When you’re in the eye of a hurricane, it’s hard to tell where the storm will hit next, but you know isn’t over. While financial services firms and defense/aerospace companies take the brunt of targeted attacks today, government is also under heavy attack and according to Symantec, yielded the lion’s share of identity data breaches in 2H 2007. ISPs get phished a lot, medical identity fraud is increasing, and any organization charged with safeguarding critical infrastructure is also under a cloud. No organization is immune to one of their employees randomly tripping across a malicious website and getting rooted, defrauded, and botted; possibly to its embarrassment, lawsuit, loss and potentially getting targeted for additional exploitation.

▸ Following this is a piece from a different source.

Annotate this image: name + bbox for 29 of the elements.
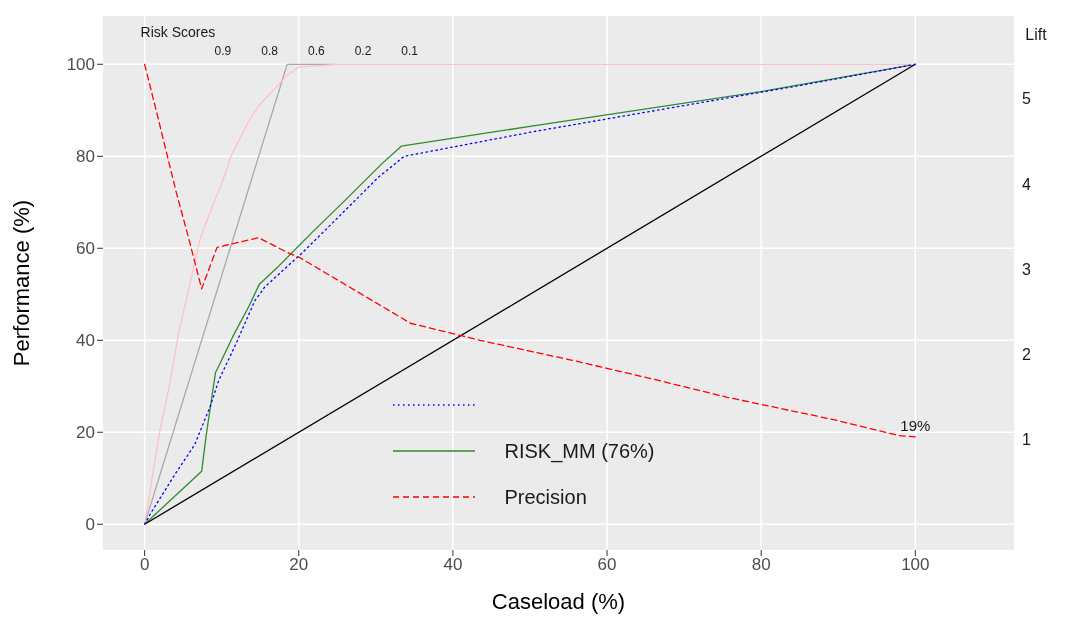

For organizations in some industries, the direct targeted attacks may not be a major concern, while the others I’ve identified that have a higher profile are more likely to attract the attention of disgruntled individuals or professional crackers looking for secrets or economic gain. Those organizations need to be wary and maintain high vigilance and counter-measures. Others can relax a bit more, but still need to run a tight ship and monitor the weather map, so to speak.

If you’re lucky enough to have calm skies, do as the wise mariner would: batten down the hatches, rest and feed the crew, then take out the charts. Make sure the basic stuff like anti-malware and patch management are working. Lock down the desktops, tighten up the security zones, track down and corral your critical data and then start thinking about additional architectural strategies to get ahead and stay ahead of the threat. We like inherent protections of the endpoint such as data execution protection (DEP), address space layout randomization (ASLR) and trusted platform modules (TPM) as well application whitelisting in addition to basic system hardening configuration measures. But that’s another post.